In the above coil component, the planar shape of the first coil may have a longitudinal direction. Thus, even if the center position of a power reception coil is slightly displaced from the center position of the first coil to one side in the longitudinal direction of the first coil, a reduction in power transmission efficiency can be suppressed. That is, it is possible to provide a wide charging area and to deal with the displacement of the power reception coil.

The peripheral edge of the magnetic body may be provided with a protruding part that protrudes to the second coil side. This makes it possible to reduce the influence of a magnet disposed around the second coil while maintaining a sufficient inductance of the second coil.

The height at the upper end of the protruding part of the magnetic body may be larger than the height of the upper surface of the second coil. This makes it possible to reduce the influence of a magnet disposed around the second coil while maintain a sufficient inductance of the second coil.

The protruding part of the magnetic body may overlap the inner peripheral edge of the winding area of the first coil in a plan view. This makes it possible to suppress a reduction in magnetic coupling of the first coil due to the influence of the magnetic body.

The protruding part of the magnetic body may be located on the inner side of the inner peripheral edge of the winding area of the first coil in a plan view.
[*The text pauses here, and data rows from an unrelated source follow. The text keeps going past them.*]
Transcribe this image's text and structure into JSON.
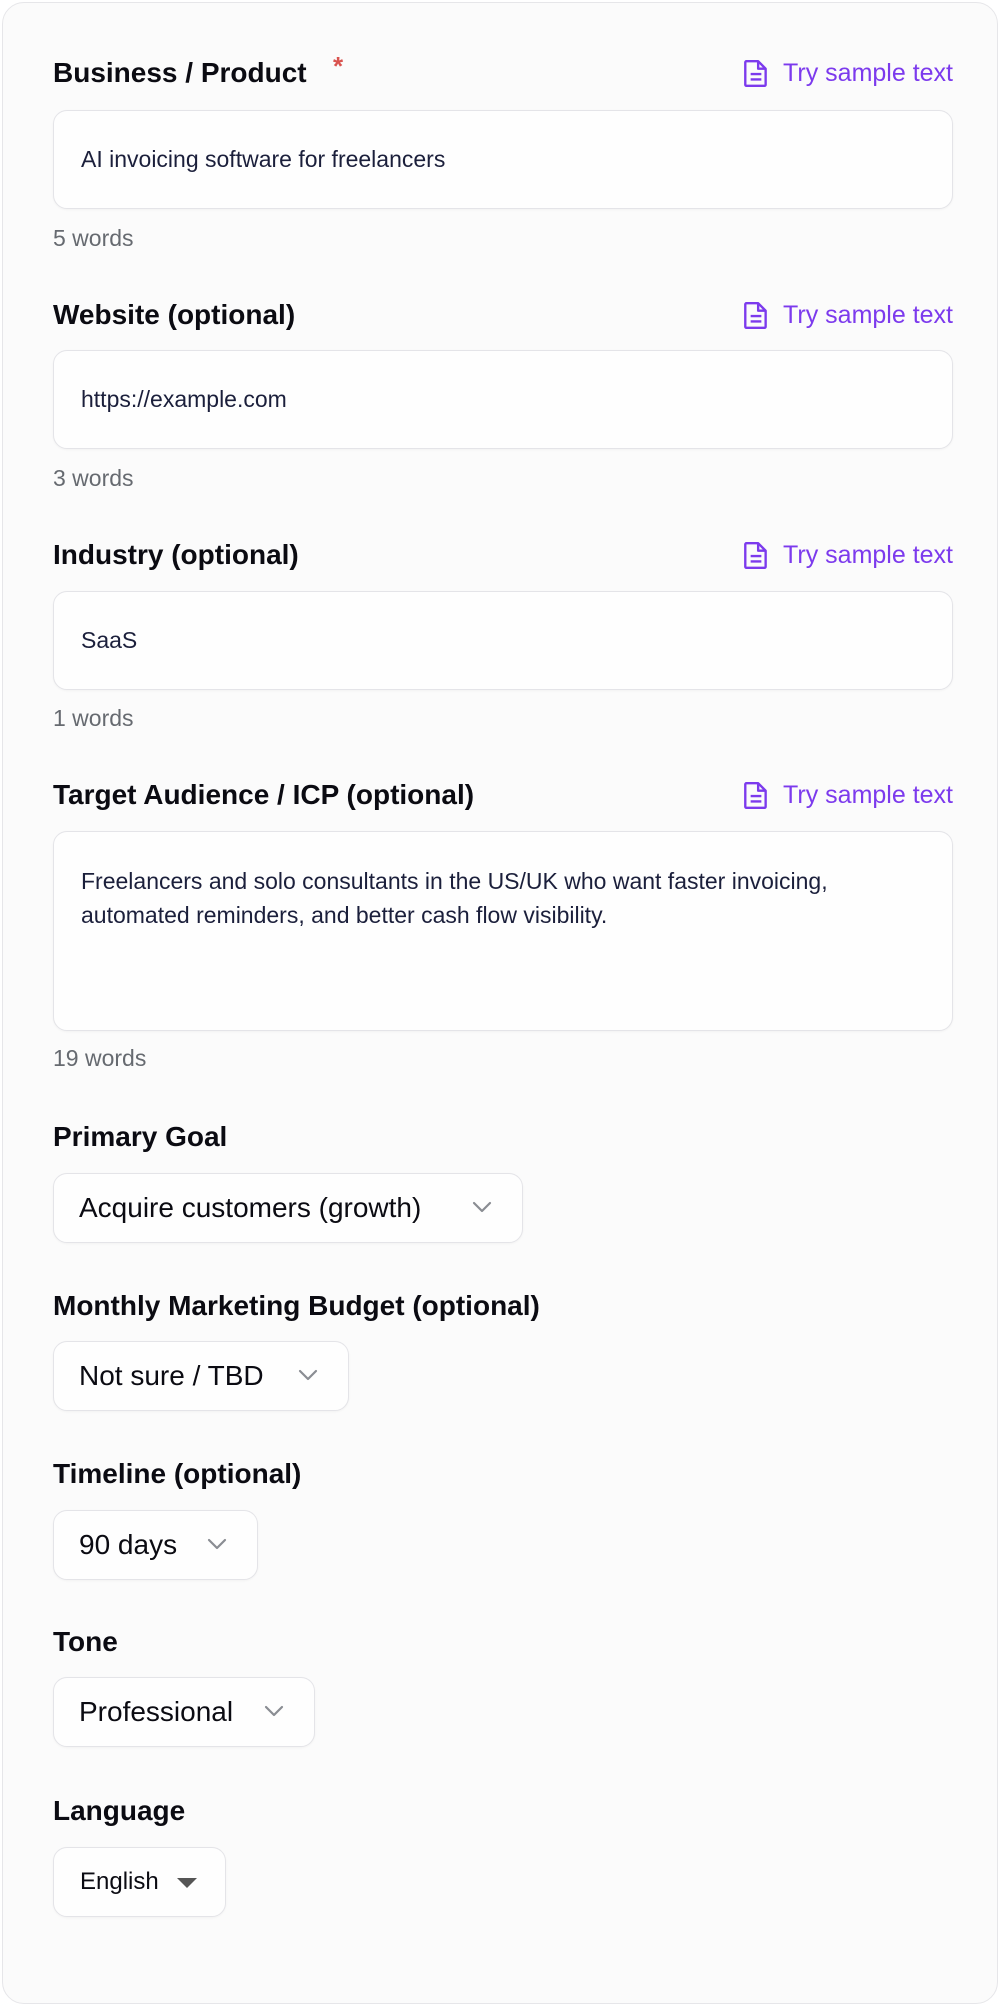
{
  "sample_label": "Try sample text",
  "fields": {
    "business": {
      "label": "Business / Product",
      "required_mark": "*",
      "value": "AI invoicing software for freelancers",
      "count": "5 words"
    },
    "website": {
      "label": "Website (optional)",
      "value": "https://example.com",
      "count": "3 words"
    },
    "industry": {
      "label": "Industry (optional)",
      "value": "SaaS",
      "count": "1 words"
    },
    "audience": {
      "label": "Target Audience / ICP (optional)",
      "value": "Freelancers and solo consultants in the US/UK who want faster invoicing, automated reminders, and better cash flow visibility.",
      "count": "19 words"
    }
  },
  "selects": {
    "goal": {
      "label": "Primary Goal",
      "value": "Acquire customers (growth)"
    },
    "budget": {
      "label": "Monthly Marketing Budget (optional)",
      "value": "Not sure / TBD"
    },
    "timeline": {
      "label": "Timeline (optional)",
      "value": "90 days"
    },
    "tone": {
      "label": "Tone",
      "value": "Professional"
    },
    "language": {
      "label": "Language",
      "value": "English"
    }
  },
  "colors": {
    "accent": "#7c3aed",
    "required": "#d9534f",
    "border": "#e4e4e8",
    "muted": "#666a70"
  },
  "icons": {
    "sample": "document-icon",
    "dropdown": "chevron-down-icon",
    "native_dropdown": "caret-down-icon"
  }
}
This makes it possible to suppress a reduction in magnetic coupling of the first coil due to the influence of the magnetic body.

A wireless power transmission device according to the present disclosure includes any one of the above coil components and a power transmission circuit connected to the first and second coils of the coil component. This configuration enables a wireless power transmission device having a wide charging area and high power transmission efficiency.
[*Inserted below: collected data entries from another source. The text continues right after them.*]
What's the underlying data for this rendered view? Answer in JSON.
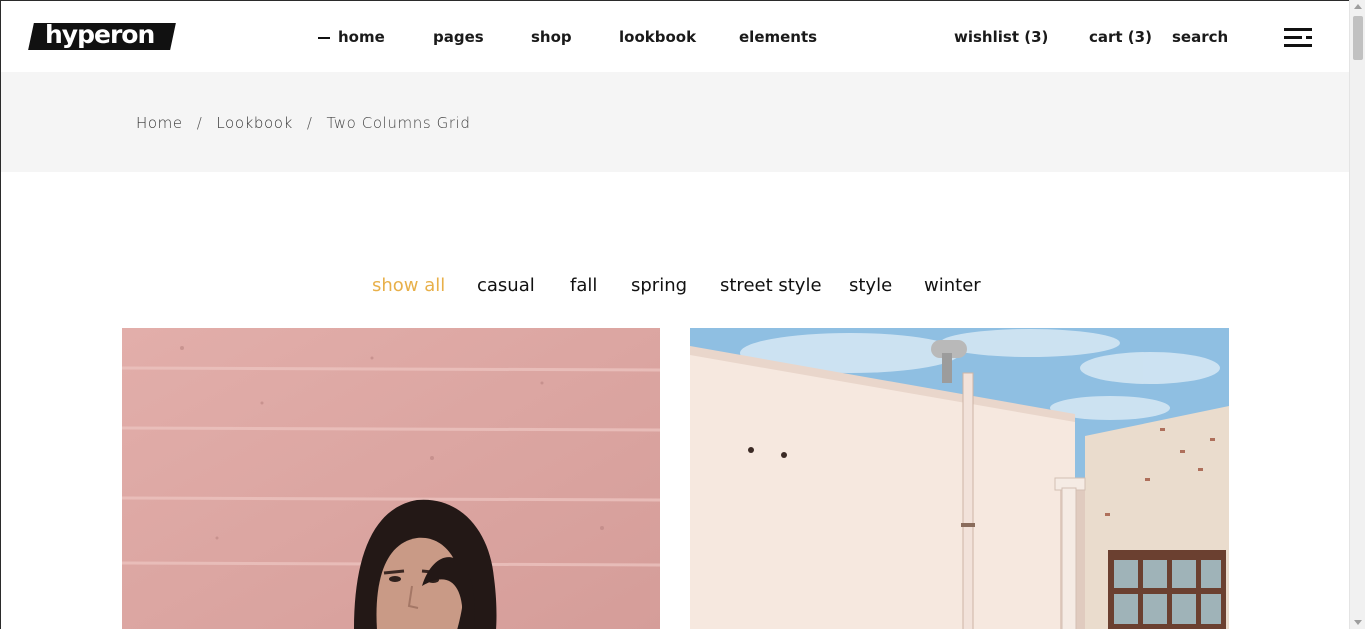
{
  "header": {
    "logo": "hyperon",
    "nav": [
      {
        "label": "home",
        "active": true
      },
      {
        "label": "pages",
        "active": false
      },
      {
        "label": "shop",
        "active": false
      },
      {
        "label": "lookbook",
        "active": false
      },
      {
        "label": "elements",
        "active": false
      }
    ],
    "wishlist": "wishlist (3)",
    "cart": "cart (3)",
    "search": "search",
    "menu_icon": "hamburger-menu-icon"
  },
  "breadcrumb": {
    "items": [
      "Home",
      "Lookbook",
      "Two Columns Grid"
    ],
    "separator": "/"
  },
  "filters": {
    "items": [
      "show all",
      "casual",
      "fall",
      "spring",
      "street style",
      "style",
      "winter"
    ],
    "active": "show all",
    "active_color": "#e8b04a"
  },
  "gallery": {
    "items": [
      {
        "subject": "woman-pink-wall-photo"
      },
      {
        "subject": "white-building-blue-sky-photo"
      }
    ]
  },
  "colors": {
    "breadcrumb_band": "#f5f5f5",
    "accent": "#e8b04a",
    "text": "#111111"
  }
}
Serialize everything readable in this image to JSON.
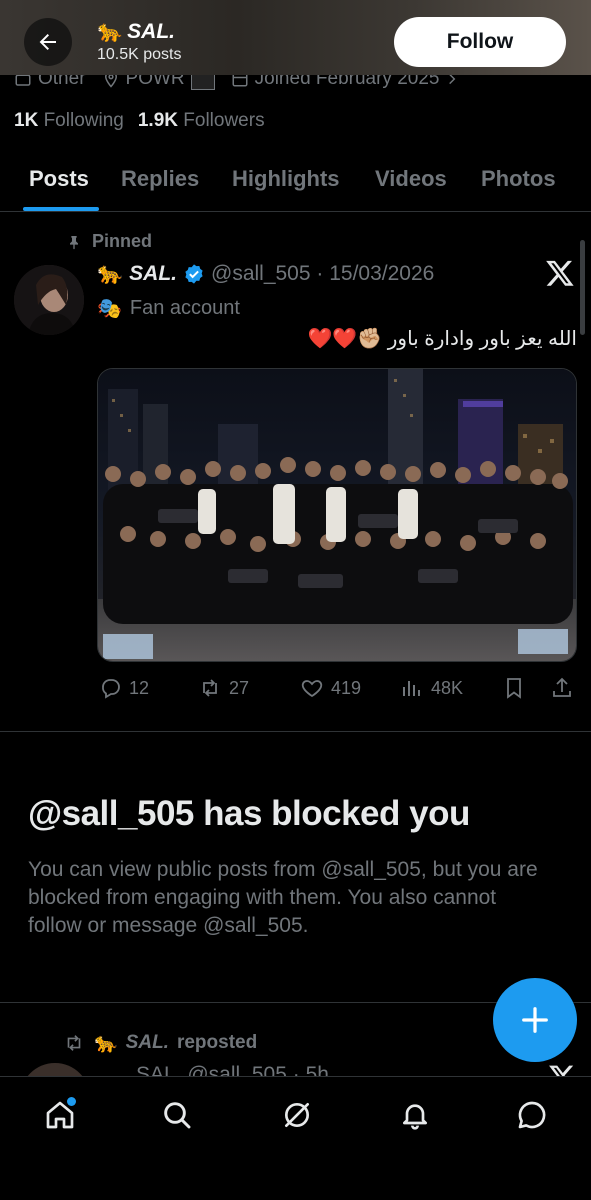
{
  "header": {
    "emoji": "🐆",
    "name": "SAL.",
    "posts_count": "10.5K posts",
    "follow_label": "Follow"
  },
  "meta": {
    "category": "Other",
    "link": "POWR",
    "joined": "Joined February 2025"
  },
  "stats": {
    "following_count": "1K",
    "following_label": "Following",
    "followers_count": "1.9K",
    "followers_label": "Followers"
  },
  "tabs": [
    {
      "label": "Posts"
    },
    {
      "label": "Replies"
    },
    {
      "label": "Highlights"
    },
    {
      "label": "Videos"
    },
    {
      "label": "Photos"
    }
  ],
  "pinned_post": {
    "pinned_label": "Pinned",
    "emoji": "🐆",
    "name": "SAL.",
    "handle_date": "@sall_505 · 15/03/2026",
    "fan_emoji": "🎭",
    "fan_label": "Fan account",
    "text": "الله يعز باور وادارة باور ✊🏼❤️❤️",
    "replies": "12",
    "reposts": "27",
    "likes": "419",
    "views": "48K"
  },
  "blocked": {
    "title": "@sall_505 has blocked you",
    "description": "You can view public posts from @sall_505, but you are blocked from engaging with them. You also cannot follow or message @sall_505."
  },
  "repost": {
    "emoji": "🐆",
    "name": "SAL.",
    "label": "reposted",
    "cut_text": "SAL. @sall_505 · 5h"
  },
  "colors": {
    "accent": "#1d9bf0",
    "muted": "#71767b",
    "text": "#e7e9ea",
    "background": "#000000",
    "border": "#2f3336",
    "verified": "#1d9bf0"
  },
  "icons": {
    "back": "arrow-left-icon",
    "pin": "pin-icon",
    "verified": "verified-badge-icon",
    "x_logo": "x-logo-icon",
    "nav": [
      "home-icon",
      "search-icon",
      "grok-icon",
      "bell-icon",
      "messages-icon"
    ]
  }
}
Further, a wireless power transmission device according to another aspect of the present disclosure includes: any one of the above coil components; a first switch configured to switch the connection state between the first coil and the first winding part; a second switch configured to switch the connection state between first and second winding parts; a power transmission circuit connected to the first and second coils of the coil component; a third switch configured to connect the power transmission circuit to a series circuit of the first coil and the first winding part, or to the second coil; and a control circuit configured to control the first switch, the second switch, the third switch, and the power transmission circuit. This configuration enables a wireless power transmission device having a wide charging area and high power transmission efficiency.

In a first power transmission mode using the first coil, the control circuit may control the first switch to connect the first winding part in series with the first coil, the second switch to disconnect the first winding part from the second winding part, and the third switch to connect the power transmission circuit to the series circuit of the first coil and the first winding part. This configuration makes it possible to suppress a reduction in power transmission efficiency in an EPP mode.
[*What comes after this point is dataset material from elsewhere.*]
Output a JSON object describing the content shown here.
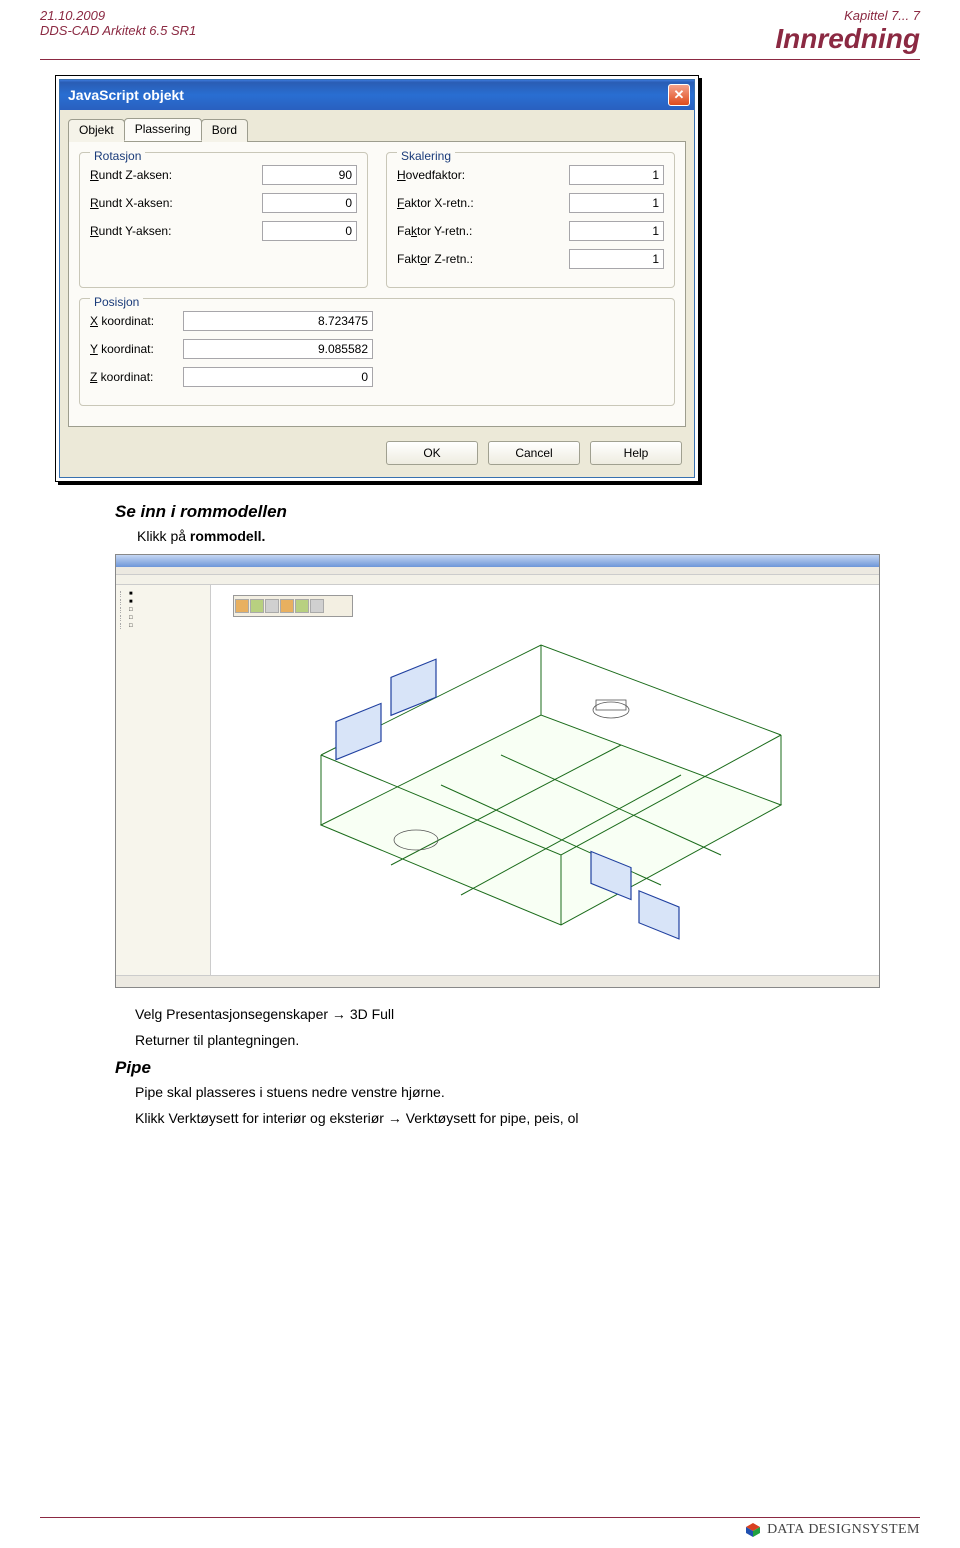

In a second power transmission mode using the second coil, the control circuit may control the first switch to disconnect the first winding part from the first coil, the second switch to connect the first winding part in series with the second winding part, and the third switch to connect the power transmission circuit to the second coil. This configuration makes it possible to suppress a reduction in power transmission efficiency in an MPP mode.